Juneau, Alaska — The Senate Labor and Commerce Committee on May 16 adopted a committee substitute to Senate Bill 62 that narrows earlier proposals to expand the Board of Parole and instead clarifies membership and administrative arrangements for the existing board.
Louis Flora, staff to the bill sponsor, said SB 62 seeks to broaden parole-board expertise by reserving seats for persons with drug and alcohol counseling experience, an Alaska Native tribal member, a physician/psychologist/psychiatrist with mental-health expertise, and a crime victim or a family member of a victim. "Our intent overall is to create a board of parole with relevant expertise in addition to the correctional expertise already found on the parole board," Flora said.
Committee staff presented a draft committee substitute, version "34-LS0227\h," which removed language to expand the board to seven members and retained a five-member board. The substitute adds a limit of service as presiding officer to one term and amends membership requirements to require that the physician/psychologist/psychiatrist member have experience treating drug or alcohol addiction. The substitute also specifies that the commissioner shall hire the executive director for the board and locates that executive director in the office of the commissioner for administrative purposes.

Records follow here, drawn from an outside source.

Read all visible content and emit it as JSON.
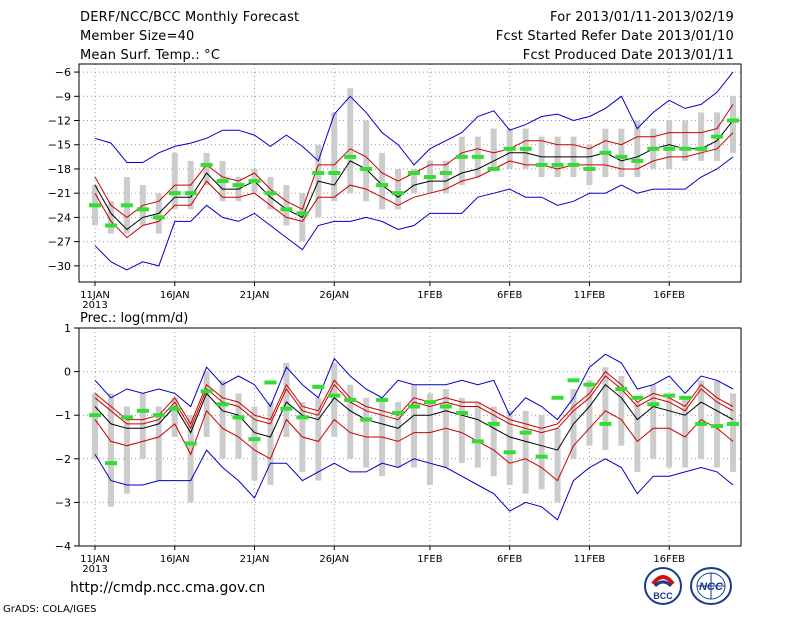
{
  "header": {
    "title": "DERF/NCC/BCC Monthly Forecast",
    "member_size": "Member Size=40",
    "variable": "Mean Surf. Temp.: °C",
    "period": "For 2013/01/11-2013/02/19",
    "started": "Fcst Started Refer Date 2013/01/10",
    "produced": "Fcst Produced Date 2013/01/11"
  },
  "footer": {
    "url": "http://cmdp.ncc.cma.gov.cn",
    "grads": "GrADS: COLA/IGES",
    "logo_left_text": "BCC",
    "logo_right_text": "NCC"
  },
  "colors": {
    "mean": "#000000",
    "spread": "#cc0000",
    "extreme": "#0000cc",
    "box": "#cccccc",
    "obs": "#33dd33",
    "grid": "#999999"
  },
  "chart_data": [
    {
      "type": "line",
      "title": "Mean Surf. Temp.: °C",
      "ylabel": "°C",
      "ylim": [
        -32,
        -5
      ],
      "yticks": [
        -30,
        -27,
        -24,
        -21,
        -18,
        -15,
        -12,
        -9,
        -6
      ],
      "xticks": [
        {
          "day": 0,
          "label": "11JAN"
        },
        {
          "day": 5,
          "label": "16JAN"
        },
        {
          "day": 10,
          "label": "21JAN"
        },
        {
          "day": 15,
          "label": "26JAN"
        },
        {
          "day": 21,
          "label": "1FEB"
        },
        {
          "day": 26,
          "label": "6FEB"
        },
        {
          "day": 31,
          "label": "11FEB"
        },
        {
          "day": 36,
          "label": "16FEB"
        }
      ],
      "year_label": "2013",
      "series": [
        {
          "name": "max",
          "values": [
            -14.2,
            -14.8,
            -17.2,
            -17.2,
            -16.0,
            -15.2,
            -14.8,
            -14.2,
            -13.2,
            -13.2,
            -13.8,
            -15.2,
            -13.8,
            -15.2,
            -17.0,
            -11.2,
            -9.0,
            -11.0,
            -13.5,
            -15.0,
            -17.5,
            -15.5,
            -14.5,
            -13.5,
            -11.5,
            -10.8,
            -13.2,
            -12.5,
            -11.5,
            -11.2,
            -12.0,
            -11.5,
            -10.5,
            -9.0,
            -13.0,
            -11.0,
            -9.5,
            -10.5,
            -10.0,
            -8.5,
            -6.0
          ]
        },
        {
          "name": "p75",
          "values": [
            -19.0,
            -22.5,
            -24.0,
            -22.5,
            -22.0,
            -20.0,
            -20.0,
            -17.5,
            -19.0,
            -19.5,
            -18.5,
            -20.5,
            -22.0,
            -23.0,
            -17.5,
            -17.5,
            -15.5,
            -16.5,
            -18.5,
            -19.5,
            -18.5,
            -17.5,
            -17.5,
            -16.0,
            -15.5,
            -16.0,
            -15.5,
            -14.5,
            -14.5,
            -15.0,
            -15.0,
            -15.5,
            -14.5,
            -15.0,
            -14.0,
            -14.0,
            -13.5,
            -13.5,
            -13.5,
            -13.0,
            -10.0
          ]
        },
        {
          "name": "mean",
          "values": [
            -20.0,
            -23.5,
            -25.5,
            -24.0,
            -23.5,
            -21.5,
            -21.5,
            -18.5,
            -20.5,
            -20.5,
            -19.5,
            -21.5,
            -23.0,
            -24.0,
            -19.5,
            -20.0,
            -17.0,
            -18.0,
            -20.0,
            -21.5,
            -20.0,
            -19.5,
            -19.5,
            -18.5,
            -18.0,
            -17.0,
            -16.0,
            -16.0,
            -16.5,
            -16.5,
            -16.5,
            -16.5,
            -16.0,
            -17.0,
            -16.5,
            -15.5,
            -15.0,
            -15.5,
            -15.5,
            -14.5,
            -12.0
          ]
        },
        {
          "name": "p25",
          "values": [
            -21.0,
            -24.5,
            -26.5,
            -25.0,
            -24.5,
            -22.5,
            -22.5,
            -19.5,
            -21.5,
            -21.5,
            -21.0,
            -22.5,
            -24.0,
            -24.5,
            -21.5,
            -21.5,
            -20.0,
            -20.5,
            -21.5,
            -22.5,
            -21.5,
            -21.0,
            -20.5,
            -19.5,
            -19.0,
            -18.0,
            -17.0,
            -17.5,
            -17.5,
            -18.0,
            -17.5,
            -17.5,
            -17.5,
            -18.0,
            -18.0,
            -17.0,
            -16.5,
            -16.5,
            -16.0,
            -15.5,
            -13.5
          ]
        },
        {
          "name": "min",
          "values": [
            -27.5,
            -29.5,
            -30.5,
            -29.5,
            -30.0,
            -24.5,
            -24.5,
            -22.5,
            -24.0,
            -24.5,
            -23.5,
            -25.0,
            -26.5,
            -28.0,
            -25.0,
            -24.5,
            -24.5,
            -24.0,
            -24.5,
            -25.5,
            -25.0,
            -23.5,
            -23.5,
            -23.5,
            -21.5,
            -21.0,
            -20.5,
            -21.5,
            -21.5,
            -22.5,
            -22.0,
            -21.0,
            -21.0,
            -20.0,
            -21.0,
            -20.5,
            -20.5,
            -20.5,
            -19.0,
            -18.0,
            -16.5
          ]
        }
      ],
      "boxes": [
        [
          -25,
          -20
        ],
        [
          -26,
          -22
        ],
        [
          -26,
          -19
        ],
        [
          -25,
          -20
        ],
        [
          -26,
          -21
        ],
        [
          -23,
          -16
        ],
        [
          -23,
          -17
        ],
        [
          -20,
          -16
        ],
        [
          -22,
          -17
        ],
        [
          -22,
          -19
        ],
        [
          -21,
          -18
        ],
        [
          -23,
          -19
        ],
        [
          -25,
          -20
        ],
        [
          -27,
          -21
        ],
        [
          -24,
          -15
        ],
        [
          -22,
          -11
        ],
        [
          -21,
          -8
        ],
        [
          -22,
          -12
        ],
        [
          -23,
          -16
        ],
        [
          -23,
          -18
        ],
        [
          -21,
          -18
        ],
        [
          -21,
          -17
        ],
        [
          -21,
          -17
        ],
        [
          -20,
          -14
        ],
        [
          -19,
          -14
        ],
        [
          -18,
          -13
        ],
        [
          -18,
          -13
        ],
        [
          -18,
          -13
        ],
        [
          -19,
          -14
        ],
        [
          -19,
          -14
        ],
        [
          -19,
          -14
        ],
        [
          -20,
          -15
        ],
        [
          -19,
          -13
        ],
        [
          -19,
          -13
        ],
        [
          -19,
          -12
        ],
        [
          -18,
          -13
        ],
        [
          -18,
          -12
        ],
        [
          -17,
          -12
        ],
        [
          -17,
          -11
        ],
        [
          -17,
          -11
        ],
        [
          -16,
          -9
        ]
      ],
      "observed": [
        -22.5,
        -25.0,
        -22.5,
        -23.0,
        -24.0,
        -21.0,
        -21.0,
        -17.5,
        -19.5,
        -20.0,
        -19.5,
        -21.0,
        -23.0,
        -23.5,
        -18.5,
        -18.5,
        -16.5,
        -18.0,
        -20.0,
        -21.0,
        -18.5,
        -19.0,
        -18.5,
        -16.5,
        -16.5,
        -18.0,
        -15.5,
        -15.5,
        -17.5,
        -17.5,
        -17.5,
        -18.0,
        -16.0,
        -16.5,
        -17.0,
        -15.5,
        -15.5,
        -15.5,
        -15.5,
        -14.0,
        -12.0
      ]
    },
    {
      "type": "line",
      "title": "Prec.: log(mm/d)",
      "ylabel": "log(mm/d)",
      "ylim": [
        -4,
        1
      ],
      "yticks": [
        -4,
        -3,
        -2,
        -1,
        0,
        1
      ],
      "xticks": [
        {
          "day": 0,
          "label": "11JAN"
        },
        {
          "day": 5,
          "label": "16JAN"
        },
        {
          "day": 10,
          "label": "21JAN"
        },
        {
          "day": 15,
          "label": "26JAN"
        },
        {
          "day": 21,
          "label": "1FEB"
        },
        {
          "day": 26,
          "label": "6FEB"
        },
        {
          "day": 31,
          "label": "11FEB"
        },
        {
          "day": 36,
          "label": "16FEB"
        }
      ],
      "year_label": "2013",
      "series": [
        {
          "name": "max",
          "values": [
            -0.2,
            -0.6,
            -0.4,
            -0.5,
            -0.4,
            -0.5,
            -0.8,
            0.1,
            -0.3,
            -0.1,
            -0.3,
            -0.8,
            0.1,
            -0.3,
            -0.6,
            0.3,
            -0.1,
            -0.4,
            -0.6,
            -0.2,
            -0.3,
            -0.3,
            -0.3,
            -0.2,
            -0.3,
            -0.2,
            -1.0,
            -0.6,
            -0.8,
            -1.1,
            -0.6,
            0.1,
            0.4,
            0.2,
            -0.4,
            -0.3,
            -0.1,
            -0.5,
            -0.1,
            -0.2,
            -0.4
          ]
        },
        {
          "name": "p75",
          "values": [
            -0.6,
            -0.9,
            -1.2,
            -1.2,
            -1.1,
            -0.7,
            -1.3,
            -0.4,
            -0.7,
            -0.8,
            -1.1,
            -1.2,
            -0.4,
            -0.9,
            -1.0,
            -0.3,
            -0.7,
            -0.9,
            -1.0,
            -1.1,
            -0.7,
            -0.8,
            -0.7,
            -0.8,
            -0.8,
            -1.0,
            -1.2,
            -1.3,
            -1.4,
            -1.3,
            -0.9,
            -0.6,
            -0.1,
            -0.4,
            -0.8,
            -0.6,
            -0.7,
            -0.9,
            -0.4,
            -0.7,
            -0.9
          ]
        },
        {
          "name": "mean",
          "values": [
            -0.8,
            -1.2,
            -1.3,
            -1.3,
            -1.2,
            -0.8,
            -1.4,
            -0.5,
            -0.9,
            -1.0,
            -1.4,
            -1.5,
            -0.7,
            -1.0,
            -1.1,
            -0.6,
            -0.9,
            -1.1,
            -1.2,
            -1.3,
            -1.0,
            -1.0,
            -0.9,
            -1.0,
            -1.1,
            -1.3,
            -1.5,
            -1.6,
            -1.7,
            -1.8,
            -1.2,
            -0.8,
            -0.3,
            -0.6,
            -1.1,
            -0.8,
            -0.9,
            -1.0,
            -0.7,
            -0.9,
            -1.1
          ]
        },
        {
          "name": "p25",
          "values": [
            -1.1,
            -1.6,
            -1.7,
            -1.6,
            -1.5,
            -1.2,
            -1.9,
            -0.9,
            -1.3,
            -1.5,
            -1.8,
            -2.0,
            -1.1,
            -1.5,
            -1.6,
            -1.1,
            -1.4,
            -1.5,
            -1.5,
            -1.6,
            -1.4,
            -1.4,
            -1.3,
            -1.4,
            -1.6,
            -1.8,
            -2.1,
            -2.0,
            -2.2,
            -2.5,
            -1.7,
            -1.3,
            -0.9,
            -1.1,
            -1.6,
            -1.3,
            -1.3,
            -1.5,
            -1.1,
            -1.3,
            -1.6
          ]
        },
        {
          "name": "min",
          "values": [
            -1.9,
            -2.5,
            -2.6,
            -2.6,
            -2.5,
            -2.5,
            -2.5,
            -1.8,
            -2.2,
            -2.5,
            -2.9,
            -2.1,
            -2.1,
            -2.5,
            -2.3,
            -2.1,
            -2.3,
            -2.3,
            -2.1,
            -2.2,
            -2.0,
            -2.1,
            -2.2,
            -2.4,
            -2.6,
            -2.8,
            -3.2,
            -3.0,
            -3.1,
            -3.4,
            -2.5,
            -2.2,
            -2.0,
            -2.2,
            -2.8,
            -2.4,
            -2.4,
            -2.3,
            -2.2,
            -2.3,
            -2.6
          ]
        },
        {
          "name": "p10",
          "values": [
            -0.5,
            -0.8,
            -1.1,
            -1.1,
            -1.0,
            -0.6,
            -1.2,
            -0.3,
            -0.6,
            -0.7,
            -1.0,
            -1.1,
            -0.3,
            -0.8,
            -0.9,
            -0.2,
            -0.6,
            -0.8,
            -0.9,
            -1.0,
            -0.6,
            -0.7,
            -0.6,
            -0.7,
            -0.7,
            -0.9,
            -1.1,
            -1.2,
            -1.3,
            -1.2,
            -0.8,
            -0.5,
            0.0,
            -0.3,
            -0.7,
            -0.5,
            -0.6,
            -0.8,
            -0.3,
            -0.6,
            -0.8
          ]
        }
      ],
      "boxes": [
        [
          -2.0,
          -0.5
        ],
        [
          -3.1,
          -0.5
        ],
        [
          -2.8,
          -0.8
        ],
        [
          -2.0,
          -0.5
        ],
        [
          -2.5,
          -0.8
        ],
        [
          -1.5,
          -0.6
        ],
        [
          -3.0,
          -1.0
        ],
        [
          -1.5,
          0.0
        ],
        [
          -2.0,
          -0.2
        ],
        [
          -2.0,
          -0.5
        ],
        [
          -2.5,
          -0.8
        ],
        [
          -2.6,
          -0.7
        ],
        [
          -1.5,
          0.2
        ],
        [
          -2.3,
          -0.7
        ],
        [
          -2.5,
          -0.6
        ],
        [
          -1.5,
          0.2
        ],
        [
          -2.0,
          -0.3
        ],
        [
          -2.2,
          -0.6
        ],
        [
          -2.4,
          -0.6
        ],
        [
          -2.2,
          -0.7
        ],
        [
          -2.2,
          -0.3
        ],
        [
          -2.6,
          -0.5
        ],
        [
          -2.2,
          -0.4
        ],
        [
          -2.1,
          -0.6
        ],
        [
          -2.2,
          -0.7
        ],
        [
          -2.4,
          -0.8
        ],
        [
          -2.6,
          -0.9
        ],
        [
          -2.8,
          -0.9
        ],
        [
          -2.7,
          -1.0
        ],
        [
          -3.0,
          -1.3
        ],
        [
          -2.0,
          -0.4
        ],
        [
          -1.7,
          -0.2
        ],
        [
          -1.8,
          0.1
        ],
        [
          -1.7,
          -0.1
        ],
        [
          -2.3,
          -0.7
        ],
        [
          -2.0,
          -0.3
        ],
        [
          -2.2,
          -0.6
        ],
        [
          -2.2,
          -0.6
        ],
        [
          -2.0,
          -0.2
        ],
        [
          -2.2,
          -0.2
        ],
        [
          -2.3,
          -0.5
        ]
      ],
      "observed": [
        -1.0,
        -2.1,
        -1.05,
        -0.9,
        -1.0,
        -0.85,
        -1.65,
        -0.45,
        -0.75,
        -1.05,
        -1.55,
        -0.25,
        -0.85,
        -1.05,
        -0.35,
        -0.55,
        -0.65,
        -1.1,
        -0.65,
        -0.95,
        -0.8,
        -0.7,
        -0.8,
        -0.95,
        -1.6,
        -1.2,
        -1.85,
        -1.4,
        -1.95,
        -0.6,
        -0.2,
        -0.3,
        -1.2,
        -0.4,
        -0.6,
        -0.75,
        -0.55,
        -0.6,
        -1.2,
        -1.25,
        -1.2
      ]
    }
  ]
}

Committee discussion included questions about how narrowly to define the "victim of a crime" seat and whether an ex officio member should represent victim-services entities. Conrad Jackson, committee staff, described options and said narrowing a victim definition could limit the pool of qualified candidates. The committee adopted the substitute as the working document after initial objection was removed and then set the bill aside for future consideration.
No public testimony on SB 62 was recorded during the hearing.